With the life stresses that were weighing me down, I began to hear those negative voices again. (Not literally, for goodness sake.  Don’t go reserving me a padded room.) You know the ones I’m talking about – “You can’t do this.” “You messed it all up again.” “You’ll never be anything but fat.” I ate a little more ice cream, drank a little more beer and wore a little more elastic.

Unable to button a skirt, I had to take myself to task.

What would I do if I heard someone telling their child, “You’ll never be anything but fat?”  I’d be livid and might just say something.  So, if I recognize that sort of talk as unacceptable from one person to another, why don’t I recognize it as unacceptable from one person to self?  I have to remind myself every day to be kind to myself in my own thoughts.  I CAN do this.  If I messed it up again, I just have to TRY again. I have been at a healthy weight and I WILL BE AGAIN.

I have gained about 30 pounds.  Enough.  I’m  not going to beat myself up because I gained some weight back.  That’s over and done with.  Berating myself for it doesn’t help in any way.  What does help is throwing out nutritionally bankrupt foods, raiding the produce department, and taking the dogs for a walk.

My life is still something of a train wreck; however, today, and every single day, I commit to myself.  I commit to taking care of my body and my mind with good food, drink and thought choices.

I bring commitment back into the present tense and, with this blog, I bring accountability with it.

My New Birthday is July 24

“You’re not leaving here until your blood pressure comes down,” said the nurse practitioner to me at my annual check-up on July 24, 2011.

“I’m sorry…what?” said I.  Then, “You have my attention.”

On that day I knew that it was time for me to make some changes.  I had a job that I loved, but which was extremely stressful and involved crazy long hours.  My idea of exercise was to squat down to get the dip off the bottom shelf of the refrigerator.  I rarely ate breakfast, often missed lunch, then ate like someone was going to steal my food at dinner.  If it didn’t fall off my lap while I was driving or watching TV, then it was a balanced meal.  Family sized bags of chips and pints of Haagen Dazs qualify.  Before a hockey game, it was a Wendy’s Baconator, medium fries, diet coke and maybe a small Frosty.  Any idea how many calories are in that meal?  I certainly didn’t.

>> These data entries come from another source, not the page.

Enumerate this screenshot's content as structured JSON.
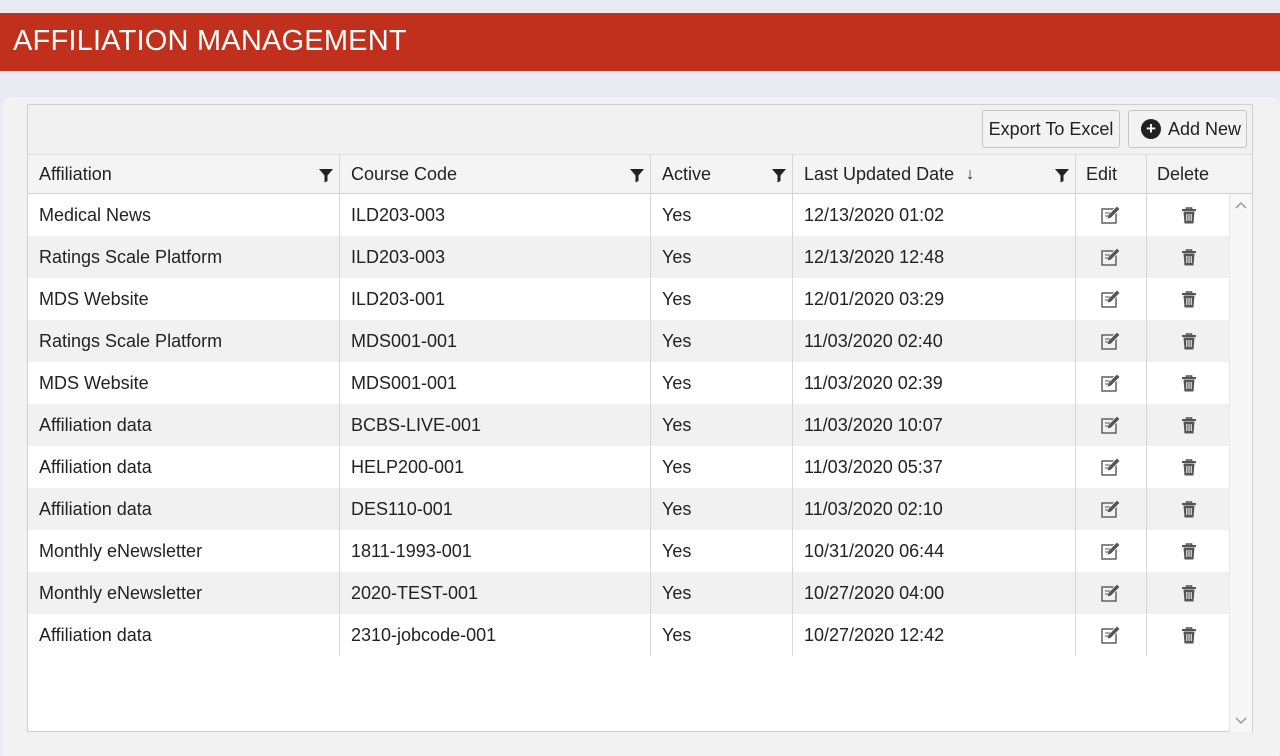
{
  "header": {
    "title": "AFFILIATION MANAGEMENT"
  },
  "toolbar": {
    "export_label": "Export To Excel",
    "add_label": "Add New"
  },
  "columns": {
    "affiliation": "Affiliation",
    "course_code": "Course Code",
    "active": "Active",
    "last_updated": "Last Updated Date",
    "edit": "Edit",
    "delete": "Delete"
  },
  "sort": {
    "column": "Last Updated Date",
    "direction": "descending"
  },
  "rows": [
    {
      "affiliation": "Medical News",
      "course_code": "ILD203-003",
      "active": "Yes",
      "last_updated": "12/13/2020 01:02"
    },
    {
      "affiliation": "Ratings Scale Platform",
      "course_code": "ILD203-003",
      "active": "Yes",
      "last_updated": "12/13/2020 12:48"
    },
    {
      "affiliation": "MDS Website",
      "course_code": "ILD203-001",
      "active": "Yes",
      "last_updated": "12/01/2020 03:29"
    },
    {
      "affiliation": "Ratings Scale Platform",
      "course_code": "MDS001-001",
      "active": "Yes",
      "last_updated": "11/03/2020 02:40"
    },
    {
      "affiliation": "MDS Website",
      "course_code": "MDS001-001",
      "active": "Yes",
      "last_updated": "11/03/2020 02:39"
    },
    {
      "affiliation": "Affiliation data",
      "course_code": "BCBS-LIVE-001",
      "active": "Yes",
      "last_updated": "11/03/2020 10:07"
    },
    {
      "affiliation": "Affiliation data",
      "course_code": "HELP200-001",
      "active": "Yes",
      "last_updated": "11/03/2020 05:37"
    },
    {
      "affiliation": "Affiliation data",
      "course_code": "DES110-001",
      "active": "Yes",
      "last_updated": "11/03/2020 02:10"
    },
    {
      "affiliation": "Monthly eNewsletter",
      "course_code": "1811-1993-001",
      "active": "Yes",
      "last_updated": "10/31/2020 06:44"
    },
    {
      "affiliation": "Monthly eNewsletter",
      "course_code": "2020-TEST-001",
      "active": "Yes",
      "last_updated": "10/27/2020 04:00"
    },
    {
      "affiliation": "Affiliation data",
      "course_code": "2310-jobcode-001",
      "active": "Yes",
      "last_updated": "10/27/2020 12:42"
    }
  ],
  "icons": {
    "filter": "filter-icon",
    "sort": "sort-descending-arrow-icon",
    "edit": "edit-pencil-icon",
    "delete": "trash-icon",
    "add": "plus-circle-icon"
  },
  "colors": {
    "header_bg": "#c0301d",
    "header_text": "#ffffff",
    "row_alt": "#f1f1f1"
  }
}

I noticed that my Facebook friend Tom was losing weight using the LoseIt!  After my check-up, I investigated the food diary app and decided to see if it would help keep me on track.  What I learned both astonished and embarrassed me.  I started looking up the nutritional value of what I had been eating and was just horrified.  My thoughtless food consumption ranged upwards of 3000 calories on a weekend day.  That one Wendy’s meal alone totes up a big 1390 calories all by itself.  And I’m not even talking about the sodium, trans-fat and cholesterol counts.  I knew that I had to make a massive change.

Now, I need to interject something here: I am not a doctor.  I am not a dietician.  I am not a personal trainer.  I am not formally educated in any way in the fields of diet and exercise.  Before embarking on any diet or exercise program, you should seek the advice of your doctor.  Seriously.

Friends, coworkers, and family have asked me how I did it.  This blog is a way for me to share my experiences, my frustrations, my successes and failures with you.  It is in no way intended to take the place of professional advice; however,  I would love for this to become a community to support healthier choices.  Share your own experiences in the comments.  Let’s use this as a forum to talk about what works, what doesn’t, how we struggle, how we overcome, how we take our lives back one choice at a time.

This isn’t about losing 10 pounds in a week.  It’s about eating a banana rather than a muffin. It’s about eating one cookie rather than ten.  Mostly, it’s about forgiving yourself when you slip and making your next choice a better one.  July 24th isn’t the birthday I came with; but, it’s the one I’ve chosen.  On that day I committed to myself to eat more nutritious foods and to be more active.  It’s a commitment I have to consciously make every single day.

Join me.  Make the commitment to yourself today.  Let’s help each other live healthier lives.